Following the alleged inappropriate accessing of patient health records by employees, Washington Health System has taken the decision to suspend several employees while the privacy breach is investigated.

While it has not been confirmed how many employees have been suspended, Washington Health System VP of strategy and clinical services, Larry Pantuso, issued a statement to the Observer Reporter indicating around a dozen employees have been suspended, although at this stage, no employees have been fired for inappropriate medical record access.

The privacy breaches are believed to relate to the death of an employee of the WHS Neighbor Health Center. Kimberly Dollard, 57, was killed when an out of control car driven by Chad Spence, 43, rammed into the building where she worked. Spence and one other individual were admitted to the hospital after sustaining injuries in the accident.

Pantuso did not confirm that this was the incident that prompted the employees to access patients’ medical records, although he did confirm that the alleged inappropriate access related to a “high profile case.”

The accessing of medical records without any legitimate work reason for doing so is a violation of the Health Insurance Portability and Accountability Act (HIPAA). HIPAA only permits the accessing of PHI by employees for treatment, payment, or healthcare operations.

Any healthcare employee discovered to have violated HIPAA Rules faces disciplinary action which can involve suspension, termination, loss of license and, potentially, criminal charges.

There have been several recent cases where employees have been fired snooping on the medical records of high profile patients.

In February 2018, 13 employees of the Medical University of South Carolina were fired for HIPAA violations after they accessed the medical records of patients without authorization, many of whom accessed the medical records of high profile patients.

One of the most recent actions taken against a healthcare employee for a HIPAA violation was taken by the New York nursing board’s Office for Professional Discipline. Martha Smith-Lightfoot was provided with a list of patients prior to leaving her employment at University of Rochester Medical Center (URMC) to take up a new position at Greater Rochester Neurology.

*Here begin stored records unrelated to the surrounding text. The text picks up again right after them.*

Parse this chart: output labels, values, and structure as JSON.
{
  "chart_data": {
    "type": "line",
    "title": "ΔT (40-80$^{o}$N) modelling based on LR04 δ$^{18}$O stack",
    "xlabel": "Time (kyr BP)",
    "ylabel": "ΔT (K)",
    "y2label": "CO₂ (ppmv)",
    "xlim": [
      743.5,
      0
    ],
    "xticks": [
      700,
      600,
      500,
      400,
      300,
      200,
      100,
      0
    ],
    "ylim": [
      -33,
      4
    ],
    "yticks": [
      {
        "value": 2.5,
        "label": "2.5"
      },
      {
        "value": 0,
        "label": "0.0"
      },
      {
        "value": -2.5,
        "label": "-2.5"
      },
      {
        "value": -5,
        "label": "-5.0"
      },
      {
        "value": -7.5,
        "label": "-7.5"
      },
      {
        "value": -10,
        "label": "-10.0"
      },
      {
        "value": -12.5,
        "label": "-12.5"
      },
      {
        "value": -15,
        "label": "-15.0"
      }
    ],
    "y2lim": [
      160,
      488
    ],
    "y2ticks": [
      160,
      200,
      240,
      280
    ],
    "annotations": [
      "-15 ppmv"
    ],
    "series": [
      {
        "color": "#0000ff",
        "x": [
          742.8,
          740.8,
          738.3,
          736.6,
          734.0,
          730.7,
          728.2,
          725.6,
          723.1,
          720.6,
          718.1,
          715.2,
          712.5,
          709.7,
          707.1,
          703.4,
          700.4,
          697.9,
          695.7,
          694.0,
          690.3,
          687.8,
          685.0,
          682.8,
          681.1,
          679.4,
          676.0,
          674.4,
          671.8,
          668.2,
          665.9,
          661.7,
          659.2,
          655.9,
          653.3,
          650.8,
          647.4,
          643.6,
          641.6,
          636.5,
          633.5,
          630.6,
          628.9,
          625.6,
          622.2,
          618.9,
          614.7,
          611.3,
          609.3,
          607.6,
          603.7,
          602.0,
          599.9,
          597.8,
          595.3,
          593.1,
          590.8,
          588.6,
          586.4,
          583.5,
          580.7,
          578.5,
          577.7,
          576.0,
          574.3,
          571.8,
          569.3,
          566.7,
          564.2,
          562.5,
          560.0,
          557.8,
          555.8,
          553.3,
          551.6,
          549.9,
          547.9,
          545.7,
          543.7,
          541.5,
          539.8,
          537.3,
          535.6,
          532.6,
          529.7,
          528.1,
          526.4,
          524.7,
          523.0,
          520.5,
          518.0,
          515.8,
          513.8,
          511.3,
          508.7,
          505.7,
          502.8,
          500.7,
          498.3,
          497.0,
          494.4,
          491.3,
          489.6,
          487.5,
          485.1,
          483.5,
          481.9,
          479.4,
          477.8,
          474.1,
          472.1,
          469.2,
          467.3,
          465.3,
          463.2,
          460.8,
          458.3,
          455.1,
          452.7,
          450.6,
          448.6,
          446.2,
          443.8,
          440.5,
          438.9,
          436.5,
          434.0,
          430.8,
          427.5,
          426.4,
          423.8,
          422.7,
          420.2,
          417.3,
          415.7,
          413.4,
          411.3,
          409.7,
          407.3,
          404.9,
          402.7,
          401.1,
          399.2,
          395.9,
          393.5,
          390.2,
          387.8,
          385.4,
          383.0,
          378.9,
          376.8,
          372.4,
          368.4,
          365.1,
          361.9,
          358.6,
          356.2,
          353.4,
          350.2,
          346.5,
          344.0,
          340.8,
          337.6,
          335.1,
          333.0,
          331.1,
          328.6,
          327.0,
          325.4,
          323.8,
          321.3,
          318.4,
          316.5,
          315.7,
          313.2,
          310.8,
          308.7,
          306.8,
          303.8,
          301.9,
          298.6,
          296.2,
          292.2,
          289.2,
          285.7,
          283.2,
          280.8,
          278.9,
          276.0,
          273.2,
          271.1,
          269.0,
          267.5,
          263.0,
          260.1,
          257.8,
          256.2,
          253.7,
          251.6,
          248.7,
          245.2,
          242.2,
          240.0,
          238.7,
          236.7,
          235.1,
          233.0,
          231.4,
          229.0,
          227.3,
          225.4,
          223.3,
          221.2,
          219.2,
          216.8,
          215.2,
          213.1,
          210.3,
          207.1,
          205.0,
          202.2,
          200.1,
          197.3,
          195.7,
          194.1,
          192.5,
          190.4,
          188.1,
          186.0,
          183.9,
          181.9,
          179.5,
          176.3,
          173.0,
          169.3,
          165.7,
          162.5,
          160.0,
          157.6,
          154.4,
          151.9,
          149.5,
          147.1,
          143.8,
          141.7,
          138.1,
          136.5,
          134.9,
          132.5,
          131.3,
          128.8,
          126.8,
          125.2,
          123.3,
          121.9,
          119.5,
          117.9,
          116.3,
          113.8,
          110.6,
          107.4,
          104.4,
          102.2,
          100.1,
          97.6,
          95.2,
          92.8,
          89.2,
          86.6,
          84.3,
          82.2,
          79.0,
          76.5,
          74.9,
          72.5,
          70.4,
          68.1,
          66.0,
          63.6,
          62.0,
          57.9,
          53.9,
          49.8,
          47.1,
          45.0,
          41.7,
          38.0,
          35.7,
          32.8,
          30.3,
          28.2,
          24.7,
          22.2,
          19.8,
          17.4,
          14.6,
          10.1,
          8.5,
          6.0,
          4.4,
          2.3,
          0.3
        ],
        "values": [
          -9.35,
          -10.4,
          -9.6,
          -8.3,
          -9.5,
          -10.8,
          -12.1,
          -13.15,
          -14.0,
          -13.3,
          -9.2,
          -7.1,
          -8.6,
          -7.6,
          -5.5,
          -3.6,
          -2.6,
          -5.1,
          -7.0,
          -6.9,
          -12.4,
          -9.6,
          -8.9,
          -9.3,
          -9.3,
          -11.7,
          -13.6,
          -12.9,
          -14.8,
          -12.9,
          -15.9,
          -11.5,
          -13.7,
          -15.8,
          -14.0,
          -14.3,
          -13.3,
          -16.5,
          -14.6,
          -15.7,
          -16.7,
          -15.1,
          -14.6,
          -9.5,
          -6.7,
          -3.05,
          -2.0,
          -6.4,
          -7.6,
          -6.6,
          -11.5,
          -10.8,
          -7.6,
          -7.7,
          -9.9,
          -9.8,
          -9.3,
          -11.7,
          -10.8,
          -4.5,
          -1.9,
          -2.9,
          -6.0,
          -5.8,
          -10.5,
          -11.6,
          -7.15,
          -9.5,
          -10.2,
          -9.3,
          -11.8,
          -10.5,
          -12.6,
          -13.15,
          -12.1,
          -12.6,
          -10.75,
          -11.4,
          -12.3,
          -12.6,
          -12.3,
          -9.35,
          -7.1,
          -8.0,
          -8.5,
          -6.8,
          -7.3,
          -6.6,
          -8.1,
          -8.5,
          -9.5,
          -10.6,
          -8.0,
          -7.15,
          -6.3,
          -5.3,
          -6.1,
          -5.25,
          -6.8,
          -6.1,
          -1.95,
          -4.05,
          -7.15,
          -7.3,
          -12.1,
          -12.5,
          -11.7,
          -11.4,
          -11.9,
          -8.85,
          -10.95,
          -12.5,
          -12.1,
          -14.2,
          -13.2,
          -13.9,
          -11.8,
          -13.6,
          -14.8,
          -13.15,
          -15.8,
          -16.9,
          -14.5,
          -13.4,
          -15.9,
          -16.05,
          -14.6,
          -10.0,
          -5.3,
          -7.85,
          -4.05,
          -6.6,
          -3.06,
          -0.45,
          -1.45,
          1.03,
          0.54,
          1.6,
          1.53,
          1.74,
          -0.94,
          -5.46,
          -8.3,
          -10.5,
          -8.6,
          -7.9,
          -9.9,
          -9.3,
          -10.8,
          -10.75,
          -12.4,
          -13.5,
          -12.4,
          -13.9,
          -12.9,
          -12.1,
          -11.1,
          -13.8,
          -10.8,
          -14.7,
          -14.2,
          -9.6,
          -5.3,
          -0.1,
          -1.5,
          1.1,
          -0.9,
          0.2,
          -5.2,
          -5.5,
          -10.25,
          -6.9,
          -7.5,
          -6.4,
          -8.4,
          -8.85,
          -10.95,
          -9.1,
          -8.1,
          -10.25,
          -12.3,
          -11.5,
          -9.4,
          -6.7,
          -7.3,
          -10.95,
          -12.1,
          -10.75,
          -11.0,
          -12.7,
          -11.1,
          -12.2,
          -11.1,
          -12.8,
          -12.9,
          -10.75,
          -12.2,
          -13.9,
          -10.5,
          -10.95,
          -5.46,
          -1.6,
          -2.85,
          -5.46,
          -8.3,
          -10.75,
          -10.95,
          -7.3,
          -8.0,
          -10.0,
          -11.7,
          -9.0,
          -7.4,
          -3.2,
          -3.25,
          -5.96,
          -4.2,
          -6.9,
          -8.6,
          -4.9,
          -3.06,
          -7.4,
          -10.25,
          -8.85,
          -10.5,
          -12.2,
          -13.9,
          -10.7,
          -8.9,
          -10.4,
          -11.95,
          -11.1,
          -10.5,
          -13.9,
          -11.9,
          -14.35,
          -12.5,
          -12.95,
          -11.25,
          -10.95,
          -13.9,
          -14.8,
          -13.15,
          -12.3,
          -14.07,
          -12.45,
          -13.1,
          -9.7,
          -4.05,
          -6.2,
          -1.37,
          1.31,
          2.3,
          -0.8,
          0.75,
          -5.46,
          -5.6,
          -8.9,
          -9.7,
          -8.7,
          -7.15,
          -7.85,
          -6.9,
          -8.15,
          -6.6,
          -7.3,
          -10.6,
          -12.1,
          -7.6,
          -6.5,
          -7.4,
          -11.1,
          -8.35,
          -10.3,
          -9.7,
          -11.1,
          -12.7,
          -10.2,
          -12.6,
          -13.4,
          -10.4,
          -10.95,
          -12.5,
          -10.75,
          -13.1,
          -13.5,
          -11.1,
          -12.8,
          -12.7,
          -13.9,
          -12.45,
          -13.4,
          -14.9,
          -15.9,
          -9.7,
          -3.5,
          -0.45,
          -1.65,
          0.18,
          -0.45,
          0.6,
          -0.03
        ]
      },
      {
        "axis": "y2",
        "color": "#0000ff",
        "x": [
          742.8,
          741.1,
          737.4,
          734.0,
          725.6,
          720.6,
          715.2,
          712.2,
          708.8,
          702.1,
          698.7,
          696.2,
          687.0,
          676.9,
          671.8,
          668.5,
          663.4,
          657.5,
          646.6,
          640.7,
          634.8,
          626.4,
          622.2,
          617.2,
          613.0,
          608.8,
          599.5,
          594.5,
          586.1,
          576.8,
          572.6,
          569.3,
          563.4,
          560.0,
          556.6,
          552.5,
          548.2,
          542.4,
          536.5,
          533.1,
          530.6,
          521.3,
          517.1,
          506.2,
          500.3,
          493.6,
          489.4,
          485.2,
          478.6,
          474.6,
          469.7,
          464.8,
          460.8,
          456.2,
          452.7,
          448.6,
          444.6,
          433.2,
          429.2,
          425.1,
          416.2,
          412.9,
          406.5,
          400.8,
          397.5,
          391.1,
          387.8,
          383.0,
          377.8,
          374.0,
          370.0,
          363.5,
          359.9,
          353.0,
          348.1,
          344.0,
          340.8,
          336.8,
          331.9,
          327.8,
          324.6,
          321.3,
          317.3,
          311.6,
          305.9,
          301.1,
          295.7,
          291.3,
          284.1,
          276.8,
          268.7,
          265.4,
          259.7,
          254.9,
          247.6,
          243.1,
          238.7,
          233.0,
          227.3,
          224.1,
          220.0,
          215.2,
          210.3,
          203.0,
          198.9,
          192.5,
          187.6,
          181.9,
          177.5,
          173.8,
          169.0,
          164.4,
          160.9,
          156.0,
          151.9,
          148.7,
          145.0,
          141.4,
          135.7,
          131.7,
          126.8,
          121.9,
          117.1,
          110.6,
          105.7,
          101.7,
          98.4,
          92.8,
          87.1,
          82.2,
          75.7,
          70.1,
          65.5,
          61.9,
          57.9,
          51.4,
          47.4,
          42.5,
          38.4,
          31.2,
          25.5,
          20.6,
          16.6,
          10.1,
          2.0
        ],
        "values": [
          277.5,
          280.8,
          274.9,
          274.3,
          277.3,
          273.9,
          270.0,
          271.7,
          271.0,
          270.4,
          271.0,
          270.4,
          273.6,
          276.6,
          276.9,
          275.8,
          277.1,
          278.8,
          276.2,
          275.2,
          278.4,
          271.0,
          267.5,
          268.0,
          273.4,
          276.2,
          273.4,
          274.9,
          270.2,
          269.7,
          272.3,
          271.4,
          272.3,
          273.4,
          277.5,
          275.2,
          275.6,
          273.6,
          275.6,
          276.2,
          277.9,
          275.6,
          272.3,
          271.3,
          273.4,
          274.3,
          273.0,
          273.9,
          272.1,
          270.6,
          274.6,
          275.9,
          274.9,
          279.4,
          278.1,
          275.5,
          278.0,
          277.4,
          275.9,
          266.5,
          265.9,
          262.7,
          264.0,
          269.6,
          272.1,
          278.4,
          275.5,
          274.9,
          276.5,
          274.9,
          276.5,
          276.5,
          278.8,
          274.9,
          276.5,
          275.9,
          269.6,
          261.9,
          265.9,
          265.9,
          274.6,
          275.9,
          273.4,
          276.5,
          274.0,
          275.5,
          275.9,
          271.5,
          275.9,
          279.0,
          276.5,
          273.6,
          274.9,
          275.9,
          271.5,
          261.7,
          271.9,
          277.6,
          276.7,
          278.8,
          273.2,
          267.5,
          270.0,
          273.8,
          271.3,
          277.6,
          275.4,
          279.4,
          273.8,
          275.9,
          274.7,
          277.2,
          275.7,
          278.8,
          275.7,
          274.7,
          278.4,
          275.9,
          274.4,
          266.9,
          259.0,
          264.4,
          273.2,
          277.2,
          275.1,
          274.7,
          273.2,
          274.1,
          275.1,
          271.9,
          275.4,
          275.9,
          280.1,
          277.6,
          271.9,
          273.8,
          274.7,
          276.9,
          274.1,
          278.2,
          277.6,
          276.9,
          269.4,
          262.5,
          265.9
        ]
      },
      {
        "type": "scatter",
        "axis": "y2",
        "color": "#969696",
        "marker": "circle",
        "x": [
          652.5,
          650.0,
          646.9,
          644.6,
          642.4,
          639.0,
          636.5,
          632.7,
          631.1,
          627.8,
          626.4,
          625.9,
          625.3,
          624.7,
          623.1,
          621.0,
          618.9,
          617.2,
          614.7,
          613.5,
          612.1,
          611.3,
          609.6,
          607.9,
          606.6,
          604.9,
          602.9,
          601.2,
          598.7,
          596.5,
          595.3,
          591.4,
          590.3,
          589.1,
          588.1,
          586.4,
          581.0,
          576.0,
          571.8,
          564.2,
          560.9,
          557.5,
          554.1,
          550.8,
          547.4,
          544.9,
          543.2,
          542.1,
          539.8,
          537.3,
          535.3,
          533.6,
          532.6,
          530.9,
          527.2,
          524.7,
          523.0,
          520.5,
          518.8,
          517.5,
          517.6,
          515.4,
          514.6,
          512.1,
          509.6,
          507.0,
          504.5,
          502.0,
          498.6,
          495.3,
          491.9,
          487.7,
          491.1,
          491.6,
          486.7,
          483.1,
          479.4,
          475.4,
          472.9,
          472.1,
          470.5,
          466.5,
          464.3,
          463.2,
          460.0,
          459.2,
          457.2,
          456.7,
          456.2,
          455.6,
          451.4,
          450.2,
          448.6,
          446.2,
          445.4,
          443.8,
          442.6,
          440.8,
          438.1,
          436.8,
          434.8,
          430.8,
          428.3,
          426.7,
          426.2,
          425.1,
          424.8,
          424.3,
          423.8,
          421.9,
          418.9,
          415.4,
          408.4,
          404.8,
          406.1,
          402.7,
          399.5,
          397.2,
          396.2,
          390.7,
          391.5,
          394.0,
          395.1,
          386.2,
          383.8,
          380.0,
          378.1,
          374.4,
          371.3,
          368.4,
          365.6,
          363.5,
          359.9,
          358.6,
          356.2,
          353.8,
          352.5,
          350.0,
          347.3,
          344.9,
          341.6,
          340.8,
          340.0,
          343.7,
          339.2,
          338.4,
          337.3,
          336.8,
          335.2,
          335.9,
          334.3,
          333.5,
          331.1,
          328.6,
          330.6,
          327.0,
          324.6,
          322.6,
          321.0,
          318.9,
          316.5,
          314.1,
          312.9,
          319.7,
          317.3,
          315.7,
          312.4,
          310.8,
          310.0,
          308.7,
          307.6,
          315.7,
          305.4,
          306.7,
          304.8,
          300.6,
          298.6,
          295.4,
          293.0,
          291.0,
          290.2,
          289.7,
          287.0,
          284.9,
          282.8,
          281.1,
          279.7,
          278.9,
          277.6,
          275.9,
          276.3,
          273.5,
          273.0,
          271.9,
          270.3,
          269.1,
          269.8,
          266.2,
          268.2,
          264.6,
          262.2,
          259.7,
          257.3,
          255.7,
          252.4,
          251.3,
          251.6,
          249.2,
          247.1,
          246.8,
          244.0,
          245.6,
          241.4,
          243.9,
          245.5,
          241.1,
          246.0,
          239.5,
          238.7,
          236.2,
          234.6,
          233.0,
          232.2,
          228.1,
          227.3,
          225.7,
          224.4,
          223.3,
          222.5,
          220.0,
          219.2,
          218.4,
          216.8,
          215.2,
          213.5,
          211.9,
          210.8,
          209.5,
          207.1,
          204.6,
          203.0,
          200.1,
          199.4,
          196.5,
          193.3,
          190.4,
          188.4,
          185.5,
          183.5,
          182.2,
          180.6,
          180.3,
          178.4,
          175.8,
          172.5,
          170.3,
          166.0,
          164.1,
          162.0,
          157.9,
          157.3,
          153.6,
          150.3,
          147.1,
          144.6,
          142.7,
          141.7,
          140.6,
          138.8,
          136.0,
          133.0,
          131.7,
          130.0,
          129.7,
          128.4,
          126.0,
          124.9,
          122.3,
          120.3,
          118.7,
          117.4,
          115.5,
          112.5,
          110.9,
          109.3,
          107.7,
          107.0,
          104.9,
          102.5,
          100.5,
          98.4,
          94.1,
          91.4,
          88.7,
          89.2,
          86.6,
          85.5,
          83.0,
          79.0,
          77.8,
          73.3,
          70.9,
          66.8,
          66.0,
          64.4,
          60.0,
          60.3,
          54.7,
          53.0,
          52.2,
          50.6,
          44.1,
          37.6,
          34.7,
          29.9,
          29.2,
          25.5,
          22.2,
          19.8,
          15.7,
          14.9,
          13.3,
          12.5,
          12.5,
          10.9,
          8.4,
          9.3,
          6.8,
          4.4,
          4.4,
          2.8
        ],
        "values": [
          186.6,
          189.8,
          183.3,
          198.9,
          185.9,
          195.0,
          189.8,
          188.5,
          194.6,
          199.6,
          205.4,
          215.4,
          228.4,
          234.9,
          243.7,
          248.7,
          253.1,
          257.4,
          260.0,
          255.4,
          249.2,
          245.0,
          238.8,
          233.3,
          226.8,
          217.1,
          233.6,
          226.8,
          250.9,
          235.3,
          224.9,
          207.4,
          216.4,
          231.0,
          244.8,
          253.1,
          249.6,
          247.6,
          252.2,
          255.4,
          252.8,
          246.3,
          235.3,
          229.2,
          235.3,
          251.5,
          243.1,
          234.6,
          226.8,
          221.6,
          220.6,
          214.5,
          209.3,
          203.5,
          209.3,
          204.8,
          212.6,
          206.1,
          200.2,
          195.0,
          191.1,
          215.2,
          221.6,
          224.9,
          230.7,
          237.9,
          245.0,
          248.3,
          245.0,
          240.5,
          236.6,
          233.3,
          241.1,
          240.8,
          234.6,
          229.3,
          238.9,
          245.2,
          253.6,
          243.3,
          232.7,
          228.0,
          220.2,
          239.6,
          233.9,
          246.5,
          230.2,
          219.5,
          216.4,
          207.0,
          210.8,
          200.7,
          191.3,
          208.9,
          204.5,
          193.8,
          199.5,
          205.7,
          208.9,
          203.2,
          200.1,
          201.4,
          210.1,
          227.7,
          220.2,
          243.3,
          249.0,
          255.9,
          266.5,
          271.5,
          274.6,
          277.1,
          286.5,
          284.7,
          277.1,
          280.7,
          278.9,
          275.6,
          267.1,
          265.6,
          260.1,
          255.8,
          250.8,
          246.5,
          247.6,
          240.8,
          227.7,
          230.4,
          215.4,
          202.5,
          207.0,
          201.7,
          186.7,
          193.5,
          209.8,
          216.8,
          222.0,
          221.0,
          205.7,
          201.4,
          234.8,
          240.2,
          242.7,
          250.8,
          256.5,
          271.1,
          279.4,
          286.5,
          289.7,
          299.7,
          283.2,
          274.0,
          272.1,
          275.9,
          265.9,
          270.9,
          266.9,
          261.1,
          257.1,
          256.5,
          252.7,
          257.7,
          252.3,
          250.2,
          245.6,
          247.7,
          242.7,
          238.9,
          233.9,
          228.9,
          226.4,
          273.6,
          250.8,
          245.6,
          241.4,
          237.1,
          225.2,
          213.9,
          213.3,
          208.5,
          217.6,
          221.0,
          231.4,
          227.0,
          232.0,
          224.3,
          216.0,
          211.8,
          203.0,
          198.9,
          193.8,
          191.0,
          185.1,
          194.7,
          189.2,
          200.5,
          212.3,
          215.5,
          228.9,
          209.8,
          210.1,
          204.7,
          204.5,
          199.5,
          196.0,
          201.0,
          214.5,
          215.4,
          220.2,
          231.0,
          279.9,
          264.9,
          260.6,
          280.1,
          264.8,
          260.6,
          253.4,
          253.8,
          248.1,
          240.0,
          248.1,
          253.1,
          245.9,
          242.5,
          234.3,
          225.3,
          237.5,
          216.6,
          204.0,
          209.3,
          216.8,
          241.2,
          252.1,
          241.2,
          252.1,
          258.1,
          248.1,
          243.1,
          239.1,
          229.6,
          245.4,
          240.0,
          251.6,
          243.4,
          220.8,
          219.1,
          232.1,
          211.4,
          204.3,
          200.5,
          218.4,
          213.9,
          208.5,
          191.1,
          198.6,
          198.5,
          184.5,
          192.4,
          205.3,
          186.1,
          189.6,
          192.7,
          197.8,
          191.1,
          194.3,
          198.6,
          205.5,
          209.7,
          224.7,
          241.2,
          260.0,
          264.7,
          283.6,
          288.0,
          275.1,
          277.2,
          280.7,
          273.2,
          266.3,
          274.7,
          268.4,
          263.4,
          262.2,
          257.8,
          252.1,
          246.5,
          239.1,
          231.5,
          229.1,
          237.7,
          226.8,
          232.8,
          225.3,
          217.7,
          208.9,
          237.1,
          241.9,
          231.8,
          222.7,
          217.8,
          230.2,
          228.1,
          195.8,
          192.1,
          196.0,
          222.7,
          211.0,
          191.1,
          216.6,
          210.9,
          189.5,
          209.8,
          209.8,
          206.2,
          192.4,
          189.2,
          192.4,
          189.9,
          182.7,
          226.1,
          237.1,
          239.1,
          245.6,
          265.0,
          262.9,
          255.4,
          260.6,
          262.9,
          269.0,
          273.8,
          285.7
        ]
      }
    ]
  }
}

Smith-Lightfoot provided that list to her new employer and patients were contacted in an attempt to solicit business.

Smith-Lightfoot signed a consent order with the nursing board admitting the violation and had her license to practice suspended for one year, received a stayed suspension for another year, and three years of probation when she returns to practice.

Snooping on medical records is likely to be discovered as logs are created when health records are accessed. Those logs are periodically checked and if inappropriate PHI access is discovered it is likely to result in termination and will make it hard to obtain future employment in healthcare.